Through eyewitness history, and lots of TV news and period video clips, Koch is seen pulling the city out of its near-bankruptcy and social and economic doldrums into revival, sometimes through dint of his challenging personality, such as his proud telling of how he spontaneously decided to greet commuters trudging across the Brooklyn Bridge during the rancorous transit strike in 1980. That became a symbol of Koch standing up to the unions. The many loyal staffers interviewed (some a bit deceptively identified as “journalists” based on their later activities) are balanced out with a few who had policy grievances, including Rev. Calvin Butts of the Abyssinian Baptist Church, in regards to the broken promises towards Harlem and the African-American community. Yet even he grudgingly admires him.
Koch was mayor as AIDS became a public health crisis, and gay rights activists ratcheted up protests against the city’s inactions while charges flew about the bachelor mayor’s sexual orientation. Barsky goes in depth with political consultants on how Bess Myerson, beloved in the city as the first New York, and first Jewish, Miss America, was used in campaigns to deflect the issue. In direct questioning, Koch evenly insists on his privacy, but at nearly 90, he just sounds typical of a generation that wasn’t open. With little exploration about his youth and education, more of his personal life is seen now at family seders and in affectionate moments with nieces and nephews.

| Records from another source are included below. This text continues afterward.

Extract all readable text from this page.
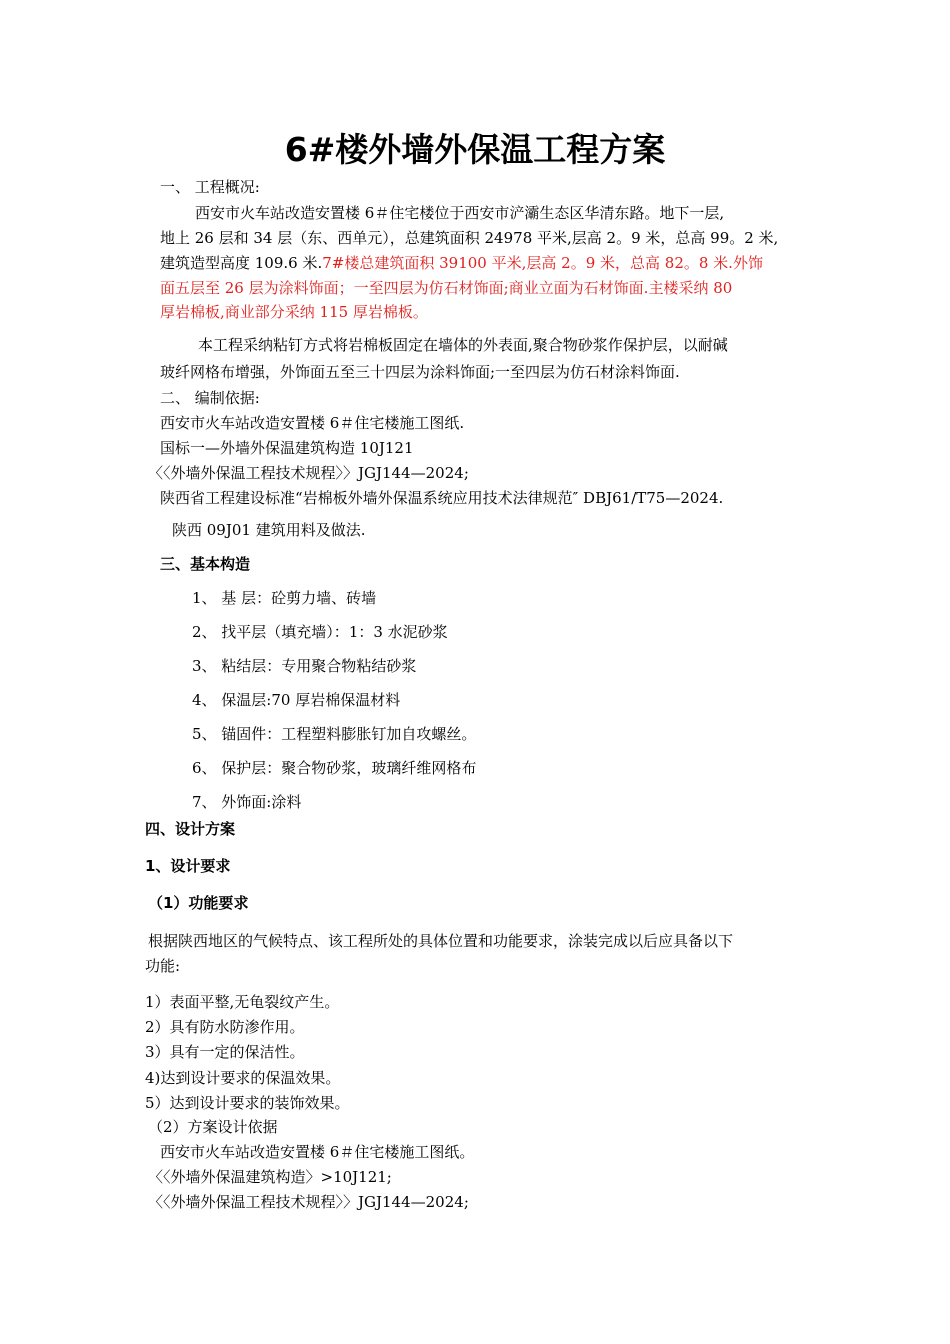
6#楼外墙外保温工程方案
一、 工程概况:
西安市火车站改造安置楼 6＃住宅楼位于西安市浐灞生态区华清东路。地下一层,
地上 26 层和 34 层（东、西单元），总建筑面积 24978 平米,层高 2。9 米，总高 99。2 米,
建筑造型高度 109.6 米.7#楼总建筑面积 39100 平米,层高 2。9 米，总高 82。8 米.外饰
面五层至 26 层为涂料饰面；一至四层为仿石材饰面;商业立面为石材饰面.主楼采纳 80
厚岩棉板,商业部分采纳 115 厚岩棉板。
本工程采纳粘钉方式将岩棉板固定在墙体的外表面,聚合物砂浆作保护层，以耐碱
玻纤网格布增强，外饰面五至三十四层为涂料饰面;一至四层为仿石材涂料饰面.
二、 编制依据:
西安市火车站改造安置楼 6＃住宅楼施工图纸.
国标一—外墙外保温建筑构造 10J121
〈〈外墙外保温工程技术规程〉〉JGJ144—2024;
陕西省工程建设标准“岩棉板外墙外保温系统应用技术法律规范″ DBJ61/T75—2024.
陕西 09J01 建筑用料及做法.
三、基本构造
1、 基 层：砼剪力墙、砖墙
2、 找平层（填充墙）：1：3 水泥砂浆
3、 粘结层：专用聚合物粘结砂浆
4、 保温层:70 厚岩棉保温材料
5、 锚固件：工程塑料膨胀钉加自攻螺丝。
6、 保护层：聚合物砂浆，玻璃纤维网格布
7、 外饰面:涂料
四、设计方案
1、设计要求
（1）功能要求
根据陕西地区的气候特点、该工程所处的具体位置和功能要求，涂装完成以后应具备以下
功能:
1）表面平整,无龟裂纹产生。
2）具有防水防渗作用。
3）具有一定的保洁性。
4)达到设计要求的保温效果。
5）达到设计要求的装饰效果。
（2）方案设计依据
西安市火车站改造安置楼 6＃住宅楼施工图纸。
〈〈外墙外保温建筑构造〉>10J121;
〈〈外墙外保温工程技术规程〉〉JGJ144—2024;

Barsky usefully notes Koch’s key meeting with Brooklyn political boss Meade Esposito to get his endorsement for his first mayoral campaign. But he loses the context of how party leaders were also embedded into government. For 90 years, before the Supreme Court declared it unconstitutional in 1989, the city was actually run by a unique Board of Estimate of borough and citywide elected officials, which voted on all city contracts and budgets. During Koch’s terms, two county Democratic bosses even wore double hats there as borough presidents. While the newspapers ignored investigating these interlocking connections in the outer boroughs, his virtual hand over of the parking tickets collection agency to patronage and kickbacks became the target of ambitious prosecutor Rudy Giuliani. The stream of indictments and scandals helped doom Koch’s fourth run for election, though his personal integrity wasn’t in question. He’s shown actively lobbying the public for good government, but it’s not clear that he was campaigning for redistricting lines drawn independent of the state legislature.
Many of the interviewees cite achievements that Koch is uncharacteristically modest about—expanding the meritocracy and civil service management (which involved my husband in the Department of Housing Preservation and Development). His administration is also praised for accomplishing unparalleled multibillion dollar housing and urban renewal, including acceding to The New York Times’ demand for Times Square redevelopment.
The renaming of the Queensboro Bridge in 2010 for him seemed like an odd honor, as such recognition is usually only accorded the deceased and Koch had no connection to the bridge or notable association with Queens. But Barsky portrays the ceremony as a sweet valedictory gift from Mayor Michael Bloomberg, one that is appreciatively received by hizzoner, who was pleased to receive, and even select, his posthumous epigraphs in advance, including his participation in this film.